Picture a young man or woman who fits the classic profile of an
outcast.
Maybe the kid struggles with his or her sexuality. Maybe he or she
comes from a poor background or has family members that
aren't "proper."
Maybe the kid has interests outside of the traditional, be it musical
tastes, or drama, or religions not considered mainstream. Or, the kid
has a lack of interest in sports, popular music or the dating scene.
Picture that kid.
Do you think he or she really would be welcome among the Slytherins
that we know?
I'm not talking about the "good Slytherin" that may or may not exist.
I'm talking about Draco, Crabbe, Goyle, Pansy, Flint, and Millicent.
Those are the ones we know and those are the ones we must deal with.

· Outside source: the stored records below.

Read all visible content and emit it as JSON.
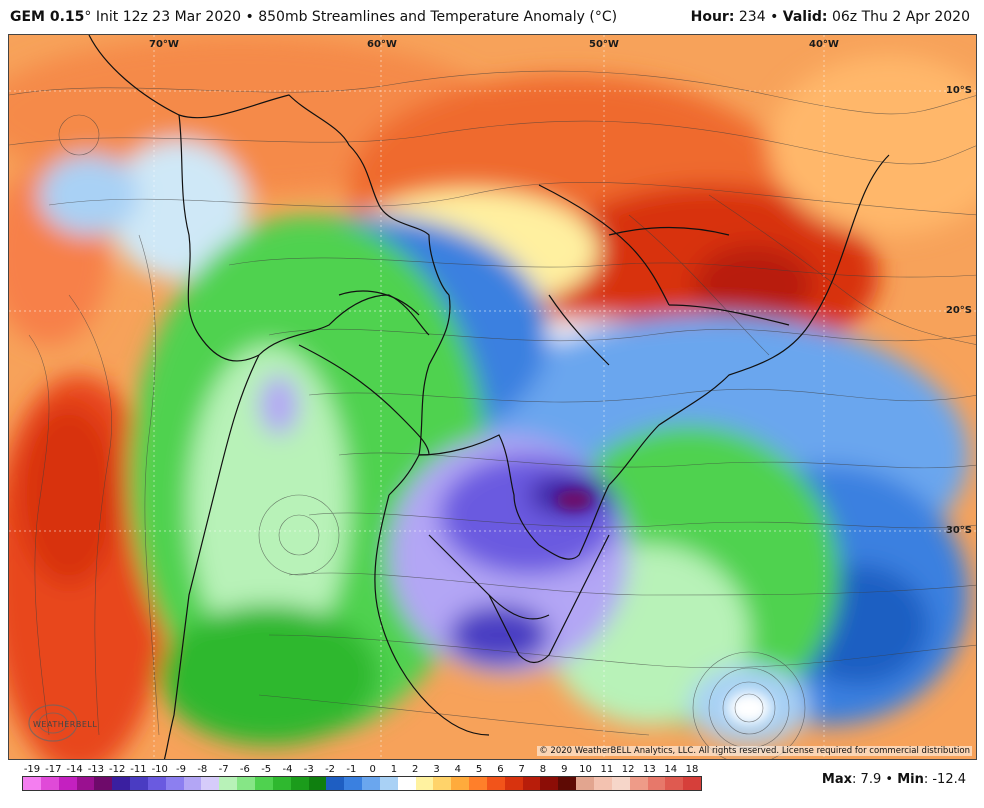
{
  "header": {
    "model_label": "GEM 0.15",
    "model_suffix": "°",
    "init": "Init 12z 23 Mar 2020",
    "separator": "•",
    "product": "850mb Streamlines and Temperature Anomaly (°C)",
    "hour_label": "Hour:",
    "hour_value": "234",
    "valid_label": "Valid:",
    "valid_value": "06z Thu 2 Apr 2020"
  },
  "map": {
    "lon_labels": [
      "70°W",
      "60°W",
      "50°W",
      "40°W"
    ],
    "lat_labels": [
      "10°S",
      "20°S",
      "30°S"
    ],
    "copyright": "© 2020 WeatherBELL Analytics, LLC. All rights reserved. License required for commercial distribution",
    "logo_text": "WEATHERBELL",
    "logo_icon": "weatherbell-logo-icon"
  },
  "colorbar": {
    "ticks": [
      "-19",
      "-17",
      "-14",
      "-13",
      "-12",
      "-11",
      "-10",
      "-9",
      "-8",
      "-7",
      "-6",
      "-5",
      "-4",
      "-3",
      "-2",
      "-1",
      "0",
      "1",
      "2",
      "3",
      "4",
      "5",
      "6",
      "7",
      "8",
      "9",
      "10",
      "11",
      "12",
      "13",
      "14",
      "18"
    ],
    "colors": [
      "#f47ef0",
      "#e04ad8",
      "#c420c0",
      "#9a1090",
      "#6e0a6a",
      "#3a1fa0",
      "#4a3cc2",
      "#6a5ae0",
      "#8c7ff0",
      "#b3a6f5",
      "#d6ccfa",
      "#b8f2b8",
      "#86e686",
      "#4fd24f",
      "#2fb82f",
      "#1b9c1b",
      "#0f7f0f",
      "#1e5ec2",
      "#3a80e0",
      "#6aa6ee",
      "#a9d1f5",
      "#ffffff",
      "#fff2a0",
      "#ffd36a",
      "#ffab3c",
      "#ff7f2a",
      "#f2541a",
      "#d8330e",
      "#b81d0a",
      "#8c0d06",
      "#5e0a04",
      "#e2a58f",
      "#f3c2b0",
      "#f6d6c9",
      "#ee9b88",
      "#e7786a",
      "#df5a50",
      "#d63f3a"
    ]
  },
  "stats": {
    "max_label": "Max",
    "max_value": "7.9",
    "bullet": "•",
    "min_label": "Min",
    "min_value": "-12.4"
  }
}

Tell me that kid is welcome in that world, in Draco's world, because
he is the de facto leader of the Slytherins we know.
People identifying Slytherin with outcasts are doing the same thing
they accuse others of doing, looking at the world through Harry's
eyes. Harry is the hero and hates Slytherin.
This translates that Harry is somehow the popular jock who gets any
girl he wants and goes out of his way to make life miserable for
those that don't fit his view of what a wizard or a person should be.
He's not. If anything, that describes Draco.
The Slytherins we know aren't the outcasts. They'd be the ones
torturing the outcasts.
Darrin
-- Who has felt like Neville more often than he wants to admit and
remembers EXACTLY what Draco and his gang did to Neville.